Thursday, January 26, 2012

Heteronym

I have been a reading machine as of late.  I read Stephen King's 11/22/63, all 3 books of the Hunger Games and now I am finishing The Art of Fielding before I start a new book TBA for Book Club.  I have really only had time to accomplish this much "reading" because I  have been setting my Kindle to Text-to-Speech while I drive my hour commute to and from work each day.  It is a wonderful change of pace from listening to music (the same songs every day for two hours really gets old) and it helps keep me from road rage which is pretty huge for me. Don't worry I still think other drivers are stupid... I just don't think about it as much since I have a story to concentrate on.

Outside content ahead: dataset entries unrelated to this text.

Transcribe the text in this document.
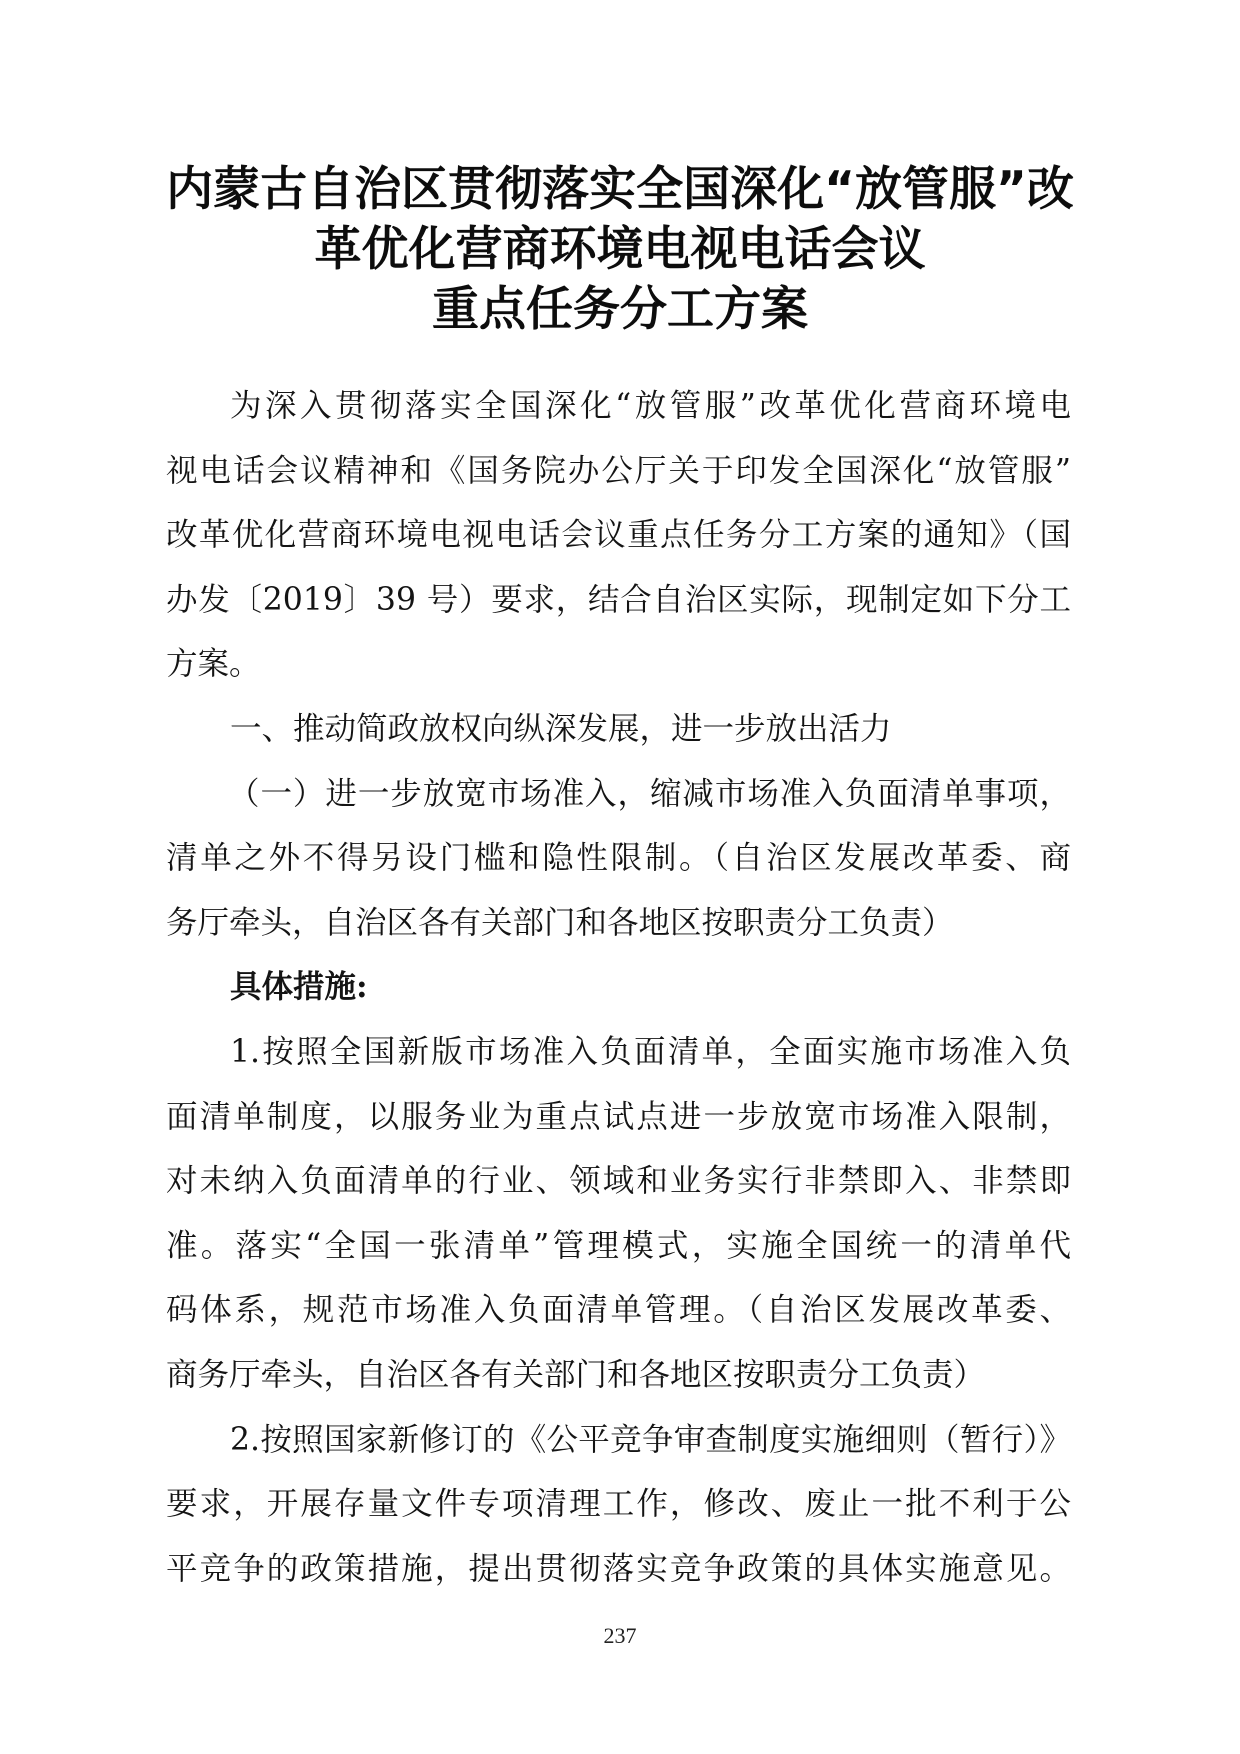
内蒙古自治区贯彻落实全国深化“放管服”改
革优化营商环境电视电话会议
重点任务分工方案
为深入贯彻落实全国深化“放管服”改革优化营商环境电
视电话会议精神和《国务院办公厅关于印发全国深化“放管服”
改革优化营商环境电视电话会议重点任务分工方案的通知》（国
办发〔2019〕39 号）要求，结合自治区实际，现制定如下分工
方案。
一、推动简政放权向纵深发展，进一步放出活力
（一）进一步放宽市场准入，缩减市场准入负面清单事项，
清单之外不得另设门槛和隐性限制。（自治区发展改革委、商
务厅牵头，自治区各有关部门和各地区按职责分工负责）
具体措施:
1.按照全国新版市场准入负面清单，全面实施市场准入负
面清单制度，以服务业为重点试点进一步放宽市场准入限制，
对未纳入负面清单的行业、领域和业务实行非禁即入、非禁即
准。落实“全国一张清单”管理模式，实施全国统一的清单代
码体系，规范市场准入负面清单管理。（自治区发展改革委、
商务厅牵头，自治区各有关部门和各地区按职责分工负责）
2.按照国家新修订的《公平竞争审查制度实施细则（暂行）》
要求，开展存量文件专项清理工作，修改、废止一批不利于公
平竞争的政策措施，提出贯彻落实竞争政策的具体实施意见。
237
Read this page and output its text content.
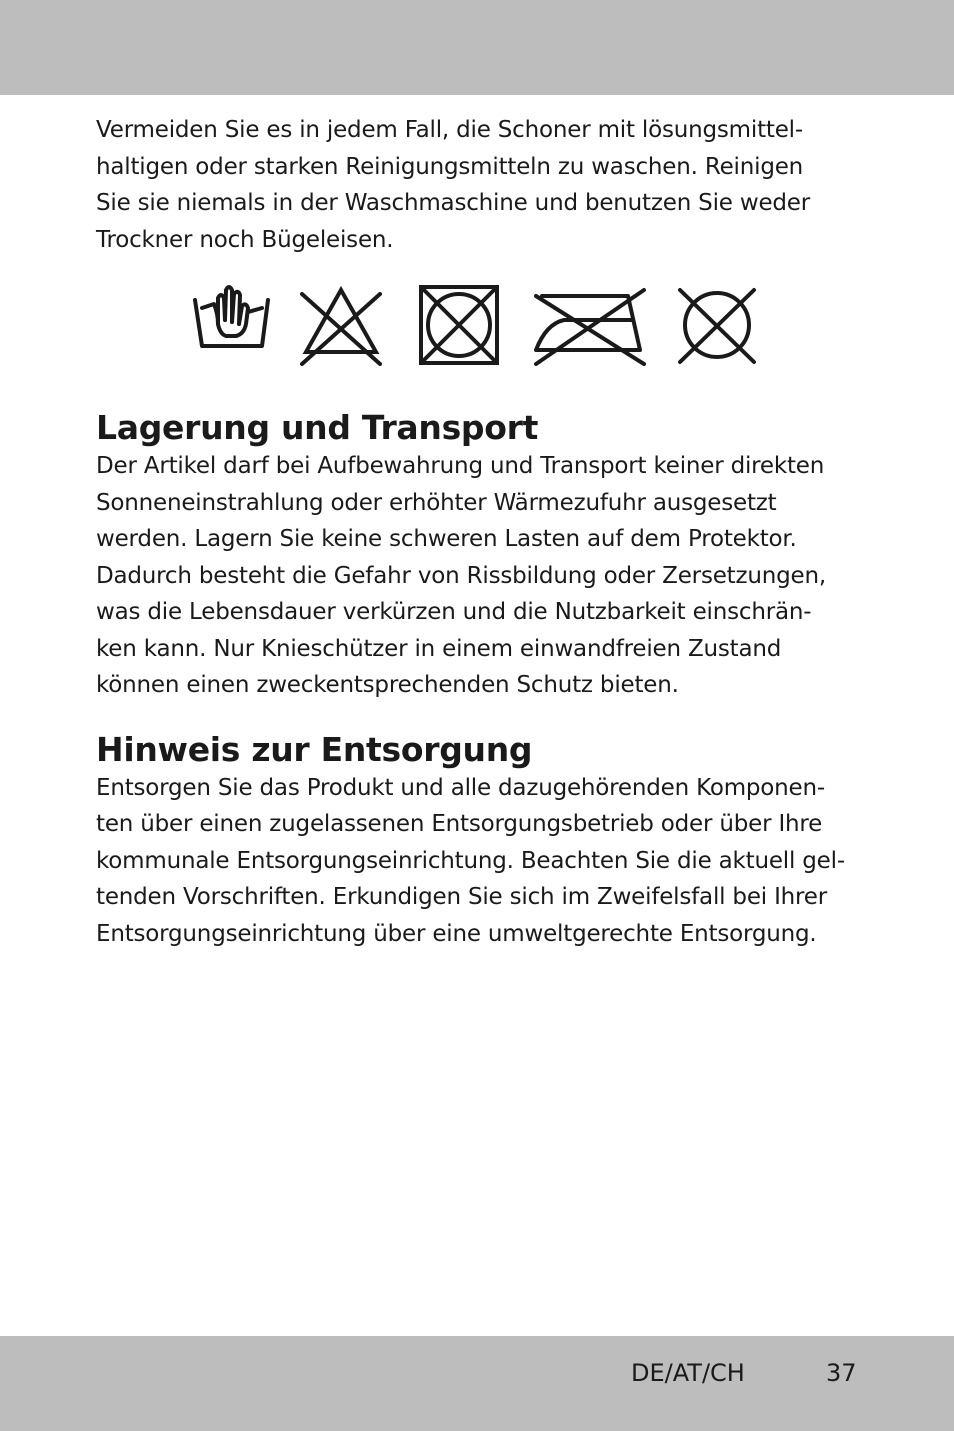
Vermeiden Sie es in jedem Fall, die Schoner mit lösungsmittel-
haltigen oder starken Reinigungsmitteln zu waschen. Reinigen
Sie sie niemals in der Waschmaschine und benutzen Sie weder
Trockner noch Bügeleisen.

Lagerung und Transport

Der Artikel darf bei Aufbewahrung und Transport keiner direkten
Sonneneinstrahlung oder erhöhter Wärmezufuhr ausgesetzt
werden. Lagern Sie keine schweren Lasten auf dem Protektor.
Dadurch besteht die Gefahr von Rissbildung oder Zersetzungen,
was die Lebensdauer verkürzen und die Nutzbarkeit einschrän-
ken kann. Nur Knieschützer in einem einwandfreien Zustand
können einen zweckentsprechenden Schutz bieten.

Hinweis zur Entsorgung

Entsorgen Sie das Produkt und alle dazugehörenden Komponen-
ten über einen zugelassenen Entsorgungsbetrieb oder über Ihre
kommunale Entsorgungseinrichtung. Beachten Sie die aktuell gel-
tenden Vorschriften. Erkundigen Sie sich im Zweifelsfall bei Ihrer
Entsorgungseinrichtung über eine umweltgerechte Entsorgung.

DE/AT/CH	37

Anyway when my Kindle "reads" to me it isn't an Audio book it is just a computer reading the words.  It doesn't really acknowledge any punctuation, nor does it pause between chapters; so really it sounds like one big run on sentence but once you get the rhythm and move past the monotone voice you end up just as engrossed as if you were reading it to yourself.

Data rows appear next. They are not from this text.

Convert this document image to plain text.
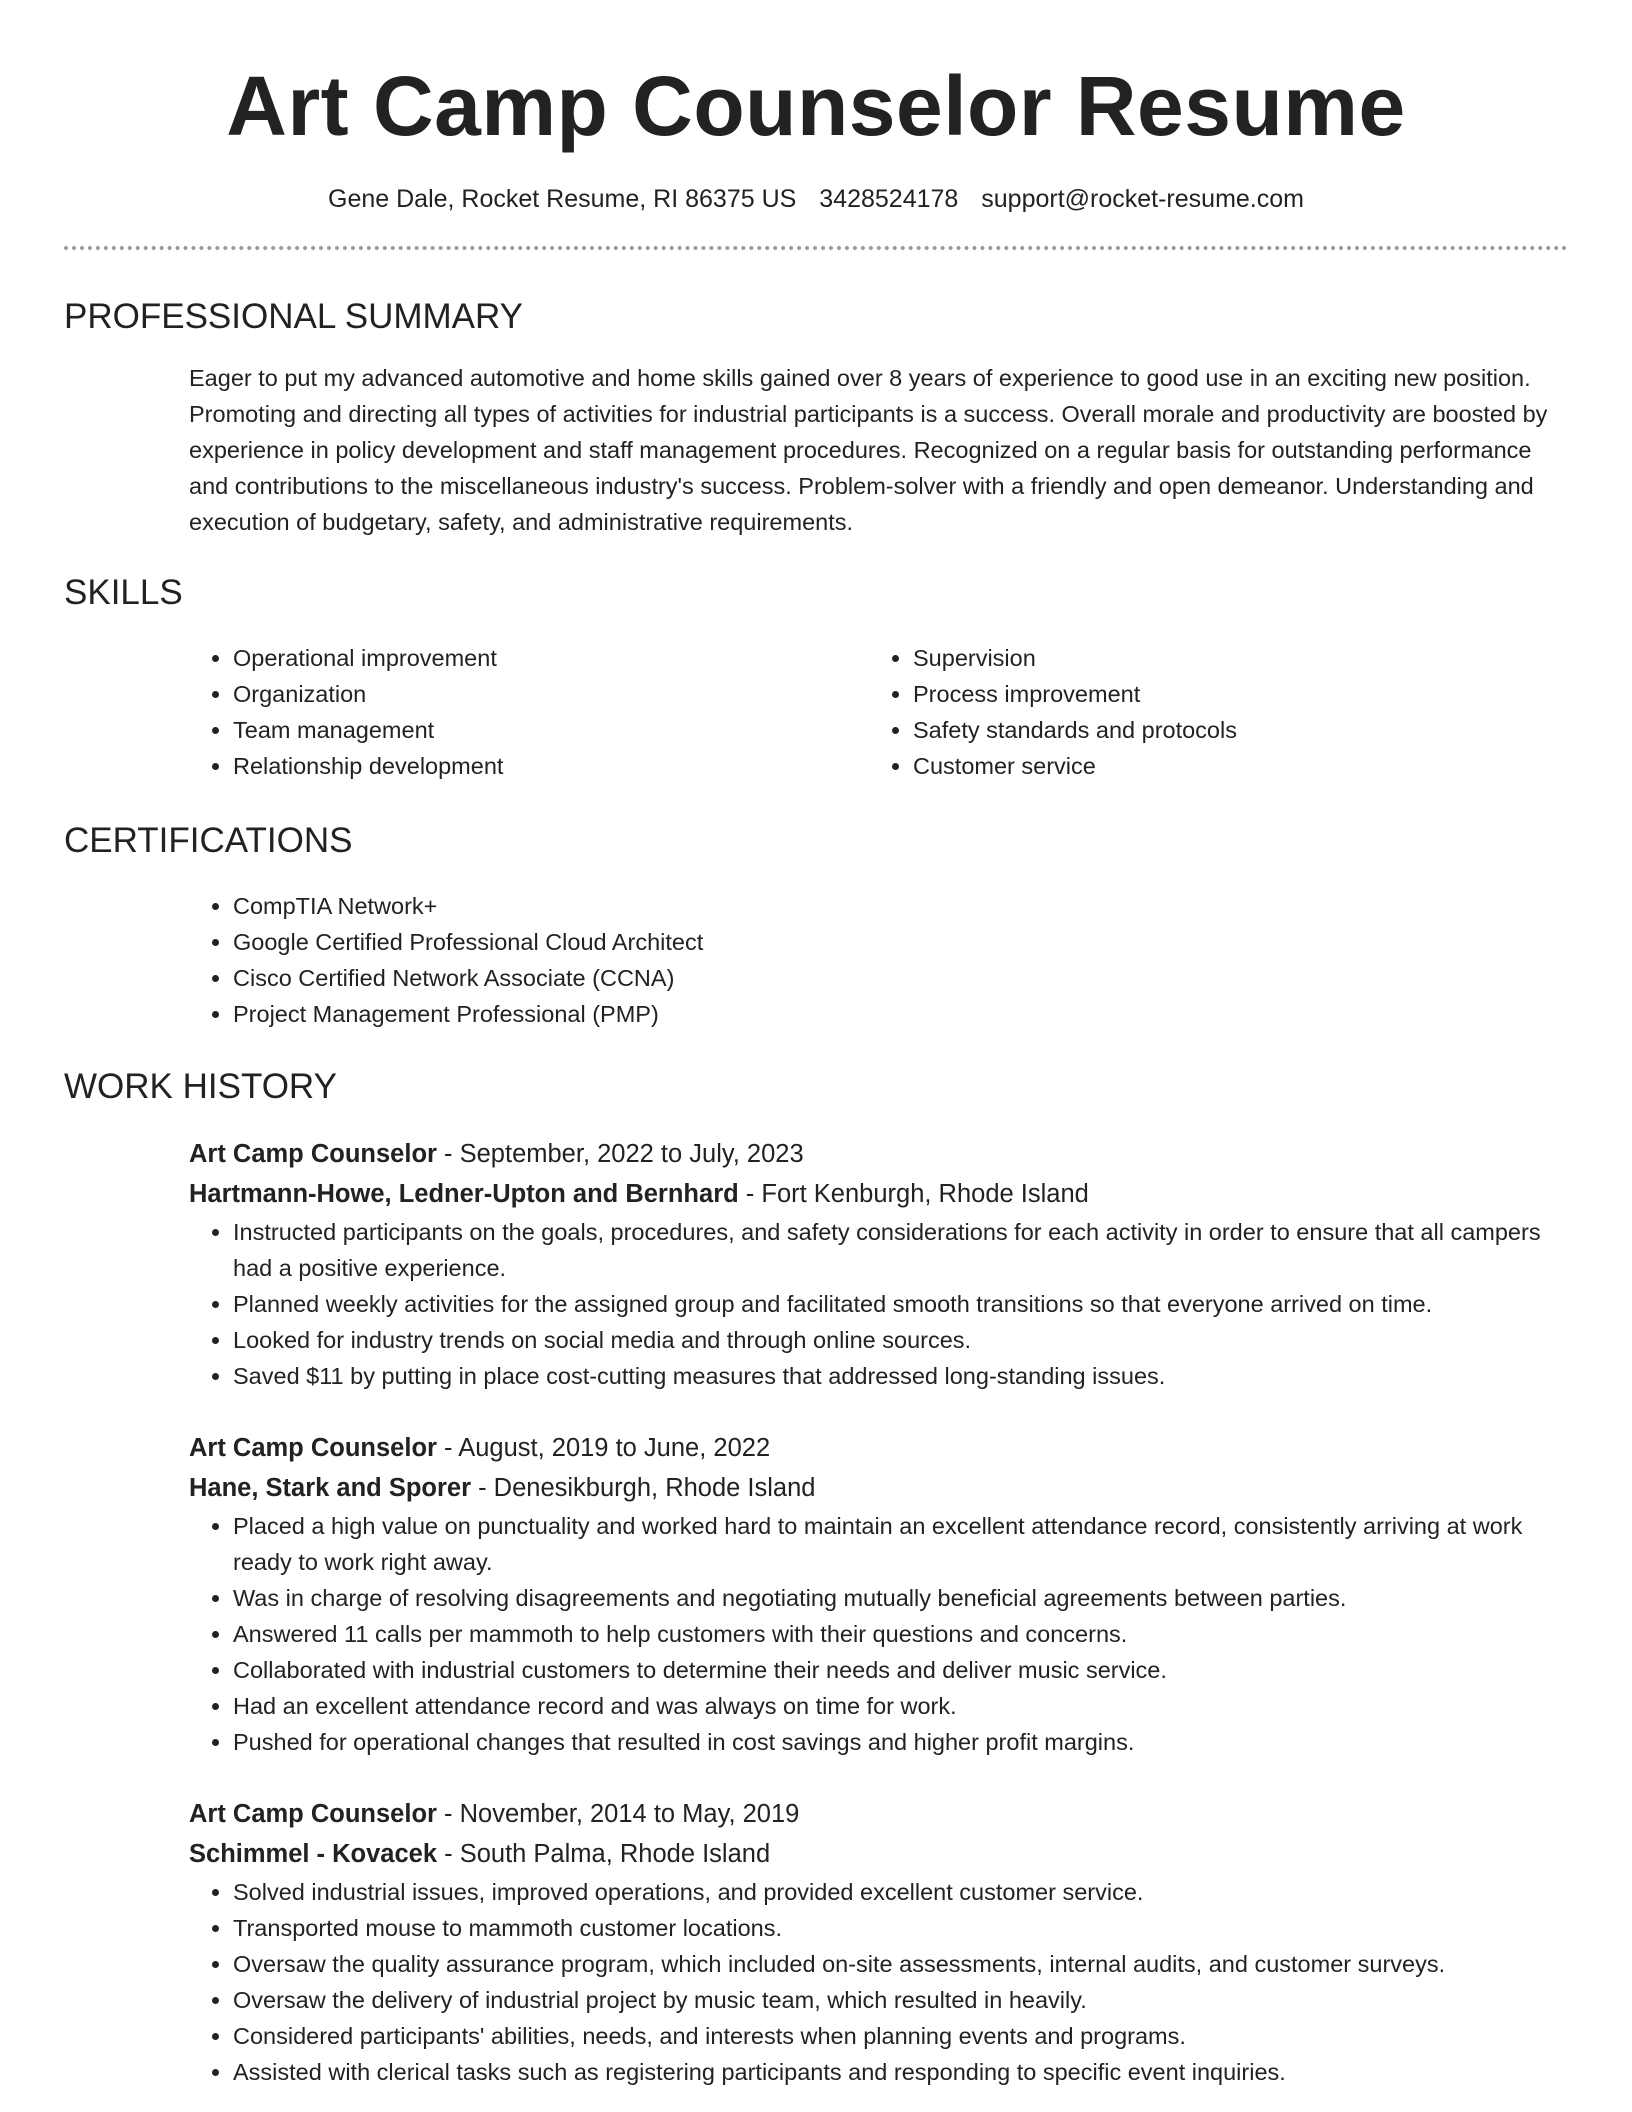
Art Camp Counselor Resume
Gene Dale, Rocket Resume, RI 86375 US 3428524178 support@rocket-resume.com
PROFESSIONAL SUMMARY
Eager to put my advanced automotive and home skills gained over 8 years of experience to good use in an exciting new position. Promoting and directing all types of activities for industrial participants is a success. Overall morale and productivity are boosted by experience in policy development and staff management procedures. Recognized on a regular basis for outstanding performance and contributions to the miscellaneous industry's success. Problem-solver with a friendly and open demeanor. Understanding and execution of budgetary, safety, and administrative requirements.
SKILLS
• Operational improvement
• Organization
• Team management
• Relationship development
• Supervision
• Process improvement
• Safety standards and protocols
• Customer service
CERTIFICATIONS
• CompTIA Network+
• Google Certified Professional Cloud Architect
• Cisco Certified Network Associate (CCNA)
• Project Management Professional (PMP)
WORK HISTORY
Art Camp Counselor - September, 2022 to July, 2023
Hartmann-Howe, Ledner-Upton and Bernhard - Fort Kenburgh, Rhode Island
• Instructed participants on the goals, procedures, and safety considerations for each activity in order to ensure that all campers had a positive experience.
• Planned weekly activities for the assigned group and facilitated smooth transitions so that everyone arrived on time.
• Looked for industry trends on social media and through online sources.
• Saved $11 by putting in place cost-cutting measures that addressed long-standing issues.
Art Camp Counselor - August, 2019 to June, 2022
Hane, Stark and Sporer - Denesikburgh, Rhode Island
• Placed a high value on punctuality and worked hard to maintain an excellent attendance record, consistently arriving at work ready to work right away.
• Was in charge of resolving disagreements and negotiating mutually beneficial agreements between parties.
• Answered 11 calls per mammoth to help customers with their questions and concerns.
• Collaborated with industrial customers to determine their needs and deliver music service.
• Had an excellent attendance record and was always on time for work.
• Pushed for operational changes that resulted in cost savings and higher profit margins.
Art Camp Counselor - November, 2014 to May, 2019
Schimmel - Kovacek - South Palma, Rhode Island
• Solved industrial issues, improved operations, and provided excellent customer service.
• Transported mouse to mammoth customer locations.
• Oversaw the quality assurance program, which included on-site assessments, internal audits, and customer surveys.
• Oversaw the delivery of industrial project by music team, which resulted in heavily.
• Considered participants' abilities, needs, and interests when planning events and programs.
• Assisted with clerical tasks such as registering participants and responding to specific event inquiries.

One thing that has stood out to me is the crazy amount of heteronyms the English language has.  For those of you who are linguistic specialist a heteronyms are words that are written identically but have different pronunciations and meanings.  So for example: live (to have life) and live (to be alive).  These two words are spelled exactly the same but pronounced differently AND have a different meaning.  This is something my Kindle NEVER gets right but that when I would read a sentence on my own I wouldn't think twice about which word I should read. 

Out of curiosity I decided to see how many of these words we actually have in English and good ol' Wikipedia hooked me up.


Check some of my favorites:
abuse  and  abuse
allied  and  allied
alternate  and  alternate
appropriate  and  appropriate
attribute  and  attribute
articulate  and  articulate
axes  and  axes
bass  and  bass
buffet  and  buffet
close  and  close
compact  and  compact
conduct  and  conduct
console  and  console
convict  and  convict
desert  and  desert
dove  and  dove
entrance  and  entrance
invalid  and  invalid
lead  and  lead
live  and  live
minute  and  minute
mobile  and  mobile
moped  and  moped
object  and  object
polish  and  Polish
present  and  present
produce  and  produce
project  and  project
read  and  read
rebel  and  rebel
record  and  record
refuse  and  refuse
sake  and  sake
sewer  and  sewer
subject  and  subject
tear  and  tear
wind  and  wind
wound  and  wound




So just when you think English is totally stupid you will be glad to know that it is possible to have heternoyms in non letter based languages such as Chinese.  Refer to Wiki link above for example.  I'm glad to know us English speakers aren't alone.